Often it is just the restaurant and its menu that brings out the comments in my fingers as they type on the keyboard and the restaurant today, Ottolenghi Spitalfield, could be a part of a Saturday morning creative process and but another day.

That being said, I find it hard to accept that I could call my wife and say, “Made reservations at Ottolenghi Spitalfield’s” and she would not have reservations of her own.

(UPDATE – further research shows that the place was Ottolengi’s IN Spitalfield but I am not sure that helps)

Also, I have to mention that a menu that list’s a Butter bean mash, burnt lemon and coriander salsa, pine nuts, Aleppo chilli for £11 or Lamb kebab, tzatziki and ladopita for £17 deserves some further attention, but I digress.

In the Blind Date today, the participants where asked the question, Best thing about …?

One of today’s blind dater’s responded: He seems kind, appreciative of the good things in life and has emotional as well as practical intelligence.

Which, I would think, anyone would be happy to have as someone’s first impression of themselves.

But it got me to thinking.

What are the good things in life?

I got to making a list of things.

I was smart enough in making my list that these ‘good things in life’ are of course those things that are free or cheap.

Right?

I mean I started my list with sunshine.

Maybe you have had to grow up in West Michigan, notably the 2nd most overcast piece of real estate in the Western Hemisphere, after the Pacific Northwest and Seattle, to understand how good a sunny day can make you feel.

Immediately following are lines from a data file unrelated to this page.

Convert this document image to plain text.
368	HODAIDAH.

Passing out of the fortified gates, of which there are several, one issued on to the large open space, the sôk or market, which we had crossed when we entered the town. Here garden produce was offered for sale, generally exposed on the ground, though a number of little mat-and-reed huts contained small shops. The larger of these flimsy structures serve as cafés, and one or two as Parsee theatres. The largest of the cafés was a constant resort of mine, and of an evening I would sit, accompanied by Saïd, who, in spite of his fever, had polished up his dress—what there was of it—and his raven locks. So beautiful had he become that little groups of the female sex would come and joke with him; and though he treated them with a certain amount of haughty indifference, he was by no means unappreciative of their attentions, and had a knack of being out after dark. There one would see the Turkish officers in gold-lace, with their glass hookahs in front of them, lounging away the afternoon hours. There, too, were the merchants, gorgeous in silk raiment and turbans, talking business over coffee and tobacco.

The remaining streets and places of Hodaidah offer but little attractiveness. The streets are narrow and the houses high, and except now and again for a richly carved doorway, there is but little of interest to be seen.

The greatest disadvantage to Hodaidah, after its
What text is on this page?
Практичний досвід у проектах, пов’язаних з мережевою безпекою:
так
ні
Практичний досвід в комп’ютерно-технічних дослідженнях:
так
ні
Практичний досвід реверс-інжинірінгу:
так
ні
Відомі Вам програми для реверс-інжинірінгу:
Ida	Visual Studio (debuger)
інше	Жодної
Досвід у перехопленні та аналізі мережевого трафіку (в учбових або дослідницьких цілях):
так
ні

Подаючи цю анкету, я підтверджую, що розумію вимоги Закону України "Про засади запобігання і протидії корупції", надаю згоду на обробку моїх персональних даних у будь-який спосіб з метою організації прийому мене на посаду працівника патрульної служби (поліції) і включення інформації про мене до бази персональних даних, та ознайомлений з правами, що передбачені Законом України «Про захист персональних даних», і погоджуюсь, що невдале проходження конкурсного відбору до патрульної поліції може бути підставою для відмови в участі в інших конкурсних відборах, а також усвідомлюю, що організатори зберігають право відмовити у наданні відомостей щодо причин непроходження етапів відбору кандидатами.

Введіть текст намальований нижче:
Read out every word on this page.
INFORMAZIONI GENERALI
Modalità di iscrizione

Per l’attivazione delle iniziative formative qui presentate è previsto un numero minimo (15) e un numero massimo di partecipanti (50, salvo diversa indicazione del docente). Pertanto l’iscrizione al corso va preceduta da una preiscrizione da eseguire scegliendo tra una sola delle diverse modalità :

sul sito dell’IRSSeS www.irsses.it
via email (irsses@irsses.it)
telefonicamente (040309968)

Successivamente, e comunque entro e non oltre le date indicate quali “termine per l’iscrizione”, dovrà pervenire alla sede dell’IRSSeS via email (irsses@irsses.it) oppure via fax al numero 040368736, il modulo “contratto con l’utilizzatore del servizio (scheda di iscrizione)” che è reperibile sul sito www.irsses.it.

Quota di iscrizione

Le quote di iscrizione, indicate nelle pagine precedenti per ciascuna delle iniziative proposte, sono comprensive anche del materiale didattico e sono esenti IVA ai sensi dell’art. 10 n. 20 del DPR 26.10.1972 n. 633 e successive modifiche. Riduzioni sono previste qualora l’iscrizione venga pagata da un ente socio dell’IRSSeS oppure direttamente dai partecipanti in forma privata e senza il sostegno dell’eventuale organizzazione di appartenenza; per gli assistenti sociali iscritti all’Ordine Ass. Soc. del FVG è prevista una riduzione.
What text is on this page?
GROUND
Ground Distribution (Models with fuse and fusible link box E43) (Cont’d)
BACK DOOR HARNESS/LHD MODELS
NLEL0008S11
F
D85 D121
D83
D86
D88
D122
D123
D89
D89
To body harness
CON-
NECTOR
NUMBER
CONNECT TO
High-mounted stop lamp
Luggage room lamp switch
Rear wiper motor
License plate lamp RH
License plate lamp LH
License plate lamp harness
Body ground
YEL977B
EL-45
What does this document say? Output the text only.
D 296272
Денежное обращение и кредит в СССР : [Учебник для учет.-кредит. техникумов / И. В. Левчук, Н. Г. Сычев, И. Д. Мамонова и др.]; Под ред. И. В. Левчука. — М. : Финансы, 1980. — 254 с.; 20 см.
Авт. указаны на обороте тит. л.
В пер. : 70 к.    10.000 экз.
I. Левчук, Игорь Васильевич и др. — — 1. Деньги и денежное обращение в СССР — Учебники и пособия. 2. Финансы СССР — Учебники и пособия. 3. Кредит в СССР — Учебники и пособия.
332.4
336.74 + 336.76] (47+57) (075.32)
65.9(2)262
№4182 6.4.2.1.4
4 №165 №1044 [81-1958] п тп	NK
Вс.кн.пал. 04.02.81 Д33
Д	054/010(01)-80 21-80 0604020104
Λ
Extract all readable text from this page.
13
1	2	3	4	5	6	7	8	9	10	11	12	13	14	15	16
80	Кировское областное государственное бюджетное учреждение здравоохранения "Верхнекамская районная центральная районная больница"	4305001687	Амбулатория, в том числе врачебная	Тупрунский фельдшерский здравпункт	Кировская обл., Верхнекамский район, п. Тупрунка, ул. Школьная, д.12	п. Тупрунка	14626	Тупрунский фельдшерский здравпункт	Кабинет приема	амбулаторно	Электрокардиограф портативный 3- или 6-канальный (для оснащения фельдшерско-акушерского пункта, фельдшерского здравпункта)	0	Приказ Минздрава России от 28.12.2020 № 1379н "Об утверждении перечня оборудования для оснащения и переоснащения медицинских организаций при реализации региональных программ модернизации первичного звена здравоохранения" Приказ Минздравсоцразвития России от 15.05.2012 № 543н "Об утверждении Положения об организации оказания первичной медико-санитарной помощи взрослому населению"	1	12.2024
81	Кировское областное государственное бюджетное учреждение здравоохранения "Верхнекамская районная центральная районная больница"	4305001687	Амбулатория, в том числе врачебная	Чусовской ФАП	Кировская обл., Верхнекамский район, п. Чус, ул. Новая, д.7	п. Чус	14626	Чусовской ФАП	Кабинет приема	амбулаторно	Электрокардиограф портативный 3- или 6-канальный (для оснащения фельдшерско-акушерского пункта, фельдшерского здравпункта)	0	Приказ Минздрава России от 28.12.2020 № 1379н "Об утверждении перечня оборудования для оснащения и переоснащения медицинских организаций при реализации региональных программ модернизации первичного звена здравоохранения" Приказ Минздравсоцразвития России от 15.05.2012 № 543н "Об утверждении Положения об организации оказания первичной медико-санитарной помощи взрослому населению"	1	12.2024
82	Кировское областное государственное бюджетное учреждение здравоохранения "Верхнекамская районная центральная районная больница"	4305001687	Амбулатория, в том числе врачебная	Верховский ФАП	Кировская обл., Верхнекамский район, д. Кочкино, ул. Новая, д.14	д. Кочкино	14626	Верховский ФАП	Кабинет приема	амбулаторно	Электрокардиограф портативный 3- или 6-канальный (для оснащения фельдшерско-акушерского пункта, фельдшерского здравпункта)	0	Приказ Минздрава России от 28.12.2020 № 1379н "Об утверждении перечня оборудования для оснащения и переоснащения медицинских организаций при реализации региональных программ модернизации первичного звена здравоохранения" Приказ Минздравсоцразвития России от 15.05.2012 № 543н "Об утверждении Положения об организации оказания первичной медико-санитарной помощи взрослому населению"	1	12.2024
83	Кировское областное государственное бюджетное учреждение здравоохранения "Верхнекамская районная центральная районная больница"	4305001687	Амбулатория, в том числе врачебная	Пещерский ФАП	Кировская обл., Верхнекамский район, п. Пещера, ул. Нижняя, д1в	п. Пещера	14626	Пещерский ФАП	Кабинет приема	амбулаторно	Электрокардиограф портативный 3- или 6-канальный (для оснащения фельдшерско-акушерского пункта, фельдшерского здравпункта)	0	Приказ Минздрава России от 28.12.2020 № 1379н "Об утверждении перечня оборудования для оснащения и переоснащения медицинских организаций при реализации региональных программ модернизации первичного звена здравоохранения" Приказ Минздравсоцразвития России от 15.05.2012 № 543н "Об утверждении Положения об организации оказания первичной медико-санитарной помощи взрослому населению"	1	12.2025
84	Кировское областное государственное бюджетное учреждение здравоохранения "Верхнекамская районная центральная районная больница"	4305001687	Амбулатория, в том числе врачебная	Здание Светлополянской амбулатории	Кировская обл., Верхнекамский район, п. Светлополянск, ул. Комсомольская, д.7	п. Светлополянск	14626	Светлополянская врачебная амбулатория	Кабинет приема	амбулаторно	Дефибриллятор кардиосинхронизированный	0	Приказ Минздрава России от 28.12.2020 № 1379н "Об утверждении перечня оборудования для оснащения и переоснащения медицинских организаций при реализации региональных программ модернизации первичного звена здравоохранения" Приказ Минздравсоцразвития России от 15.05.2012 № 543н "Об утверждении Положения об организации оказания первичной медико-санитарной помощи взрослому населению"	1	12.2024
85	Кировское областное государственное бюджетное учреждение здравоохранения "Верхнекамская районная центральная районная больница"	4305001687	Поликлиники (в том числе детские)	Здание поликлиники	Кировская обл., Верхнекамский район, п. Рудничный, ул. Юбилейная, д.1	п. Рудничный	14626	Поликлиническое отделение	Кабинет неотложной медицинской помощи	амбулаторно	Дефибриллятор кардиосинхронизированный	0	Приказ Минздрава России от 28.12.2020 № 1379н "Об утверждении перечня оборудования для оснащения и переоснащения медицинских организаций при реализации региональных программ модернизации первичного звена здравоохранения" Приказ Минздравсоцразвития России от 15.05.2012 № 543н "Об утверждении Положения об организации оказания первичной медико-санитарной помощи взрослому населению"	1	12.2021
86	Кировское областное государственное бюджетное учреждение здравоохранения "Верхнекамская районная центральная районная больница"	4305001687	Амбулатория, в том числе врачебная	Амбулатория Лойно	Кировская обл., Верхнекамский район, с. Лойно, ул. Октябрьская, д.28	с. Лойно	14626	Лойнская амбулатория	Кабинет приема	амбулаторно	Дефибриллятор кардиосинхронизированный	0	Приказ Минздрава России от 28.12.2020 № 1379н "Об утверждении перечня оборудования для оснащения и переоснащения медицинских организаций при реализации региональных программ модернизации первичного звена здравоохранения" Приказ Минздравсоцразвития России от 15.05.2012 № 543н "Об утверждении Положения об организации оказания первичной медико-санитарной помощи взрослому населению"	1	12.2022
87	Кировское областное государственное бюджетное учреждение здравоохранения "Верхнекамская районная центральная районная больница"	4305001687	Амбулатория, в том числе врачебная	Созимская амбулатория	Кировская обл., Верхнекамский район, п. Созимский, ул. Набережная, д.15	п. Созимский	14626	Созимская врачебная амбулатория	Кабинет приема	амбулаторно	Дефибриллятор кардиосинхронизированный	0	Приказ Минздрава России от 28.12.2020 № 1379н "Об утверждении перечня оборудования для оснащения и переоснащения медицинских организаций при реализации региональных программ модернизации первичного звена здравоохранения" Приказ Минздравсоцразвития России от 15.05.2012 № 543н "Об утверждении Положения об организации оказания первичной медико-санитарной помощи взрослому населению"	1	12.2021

Then I went the other way and made a list of the good things that aren’t free.

Not wanting to brag, by my wife and I can pick out the best bottle of wine available at the nearby gas station with our eyes closed.

Well, maybe not closed, as we do have to make sure that it is the cheapest.

This has got a little more complicated since the local gas station started keeping the Cabernet and the Merlot in the cooler for our conveince.

As a tip, the $6 gas station bottle is far superior to the $4 Kroger bottle.

(BTW, my latest book, “After the Third Sip, It All Tastes the Same” is number 3 in Germany this week)

But then I kicked myself and said, gee whiz stupid, get with the program and come up with the good things of life.

Then I looked at the phrase again, appreciative of the good things in life.

It came to me that there is no definitive list of ‘the good things.’

Everyone’s list is different.

It is the appreciative part that is the key.

Much like how Alice Walker wrote in the Color Purple, “I think it pisses God off if you walk by the color purple in a field somewhere and don’t notice it.”

I am reminded of Carl Sandburg’s poem, Happiness:

I ASKED the professors who teach the meaning of life to tell
me what is happiness.
And I went to famous executives who boss the work of
thousands of men.
They all shook their heads and gave me a smile as though
I was trying to fool with them
And then one Sunday afternoon I wandered out along
the Desplaines river
And I saw a crowd of Hungarians under the trees with
their women and children and a keg of beer and an
accordion.

There are a lot of people in this world.

God put a lot of good things in this world.

I hope I can appreciate it.

Or as the wonderful Nora York sang, Thank you for my breath, my breathing.